December 1, 2023

Gabbing Geek

Your online community for all things geeky.

The Sandman “24/7”

Season One, Episode Five.

OK, honestly, I was a little nervous about watching this one.  While the comic series The Sandman was at least originally billed as a horror series, I never really thought it was all that scary…except for the issue that served as the basis of this episode.

Then again, it was also the issue where, arguably, the series finally hit its stride and became the series everyone who became a fan remembers today.  Will this adaptation do the same?

OK, as far as whether or not the adaptation is as gruesome as the comic version…not quite.  Instead, it goes in a way I think might be far more appropriate for this series and makes the horror completely psychological by having John Dee do one relatively small thing to the people inside a small diner:  he makes them stop lying.

On the surface and at first blush, that doesn’t sound so bad.  The waitress, the last victim, even thinks it sounds downright pleasant when Dee first says he’s going to do it.  For myself, I figured it meant people would stop telling the little white lies that everyone probably tells at one point in time or another for the sake of maybe getting along with others without hurting feelings or ourselves in ways that are ultimately probably harmless.  I remember an uncle of mine, who has since passed on, used to loan me copies of various sci-fi and fantasy magazines, and I distinctly remember one story about how people always knowing exactly what you mean could end with the world in chaos.

In the story, God came down to Earth and manifested next to a very wealthy man.  God’s a bit frustrated, and he isn’t too happy when the rich guy asks to buy Jupiter.  So, God decides to do the reverse of the Tower of Babel and make it so everyone always understood each other.  So, no more different languages?  Why is that a punishment?  It soon becomes obvious when everyone, including numerous characters that the story’s POV character had met along the way, said exactly what they meant in a accent-free tone.  Fairly harmless sounding things like a taxi driver with a pleasant demeanor and a Jamaican accent or a St. Patrick’s Day parade soon gave way to recriminations, accusations no one could deny even if they were only subconsciously true, and a lot of violence and mayhem.  That’s the sort of stuff I expected from this episode when it became clear that John Dee wanted total honestly, and while there is a bit of that, there’s also something else that is dramatically and thematically important to who and what Morpheus is.
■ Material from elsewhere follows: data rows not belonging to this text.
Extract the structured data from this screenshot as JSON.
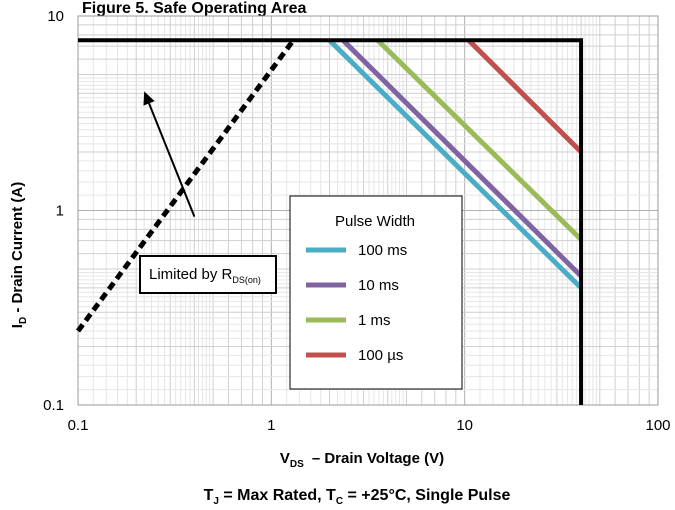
{
  "chart_data": {
    "type": "line",
    "title": "Figure 5. Safe Operating Area",
    "xlabel_main": "V",
    "xlabel_sub": "DS",
    "xlabel_rest": "– Drain Voltage (V)",
    "ylabel_main": "I",
    "ylabel_sub": "D",
    "ylabel_rest": " - Drain Current (A)",
    "caption": {
      "t": "T",
      "tj_sub": "J",
      "mid": " = Max Rated, T",
      "tc_sub": "C",
      "rest": " =  +25°C, Single Pulse"
    },
    "x_scale": "log",
    "y_scale": "log",
    "xlim": [
      0.1,
      100
    ],
    "ylim": [
      0.1,
      10
    ],
    "x_ticks": [
      "0.1",
      "1",
      "10",
      "100"
    ],
    "y_ticks": [
      "0.1",
      "1",
      "10"
    ],
    "grid": true,
    "boundary": {
      "current_limit_A": 7.5,
      "voltage_limit_V": 40
    },
    "rds_limit_line": {
      "x": [
        0.1,
        1.3
      ],
      "y": [
        0.24,
        7.5
      ]
    },
    "legend": {
      "title": "Pulse Width",
      "placement": "center"
    },
    "series": [
      {
        "name": "100 ms",
        "color": "#4bacc6",
        "x": [
          2.0,
          40
        ],
        "y": [
          7.5,
          0.4
        ]
      },
      {
        "name": "10 ms",
        "color": "#8064a2",
        "x": [
          2.35,
          40
        ],
        "y": [
          7.5,
          0.46
        ]
      },
      {
        "name": "1 ms",
        "color": "#9bbb59",
        "x": [
          3.55,
          40
        ],
        "y": [
          7.5,
          0.71
        ]
      },
      {
        "name": "100 µs",
        "color": "#c0504d",
        "x": [
          10.5,
          40
        ],
        "y": [
          7.5,
          2.0
        ]
      }
    ],
    "annotation": {
      "text_main": "Limited by R",
      "text_sub": "DS(on)",
      "arrow_tip": [
        0.22,
        4.1
      ],
      "arrow_tail": [
        0.4,
        0.93
      ]
    }
  }
}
See, Morpheus is the Lord of the Dreaming but also the King of Stories.  So, what happens when not only do people stop lying to each other, but they stop lying to themselves?

What, in the grand scheme of things, is the difference between a dream of, say, becoming a published author despite a lack of talent or the sort of luck or hard work that actually gets work professionally published, and a lie?

What does it mean when a husband stops telling himself he isn’t resentful of his wife’s success?

What happens when someone gets mad enough to commit murder and then doesn’t want to believe they legitimately wanted to kill someone?

Yeah, that’s the sort of world John Dee wants.

That’s a far cry from the original story where Dr. Destiny used the Sandman’s ruby to take control of a diner full of people and made them do stuff for his general entertainment as they gradually killed themselves.  Yeah, this adaptation of the diner encounter includes many of those same acts of violence, much of it self-inflicted (in the sense that Dee is coercing people into committing these acts on themselves), and it isn’t the sort of thing that Morpheus can just wipe away afterwards, even when he gets all his power back, but the difference is noteworthy.

Anyhoo, making the effects more the people doing things that they maybe always wanted to do on a subconscious level and not just the work of a disfigured supervillain that everyone somehow overlooked may make the story even scarier on some level.  However, it ends the same way.

And lookee there…there’s Desire.  It’s gotta be Desire.  Desire…I will say more about Desire in the future, but always good to see them pop up in something like this.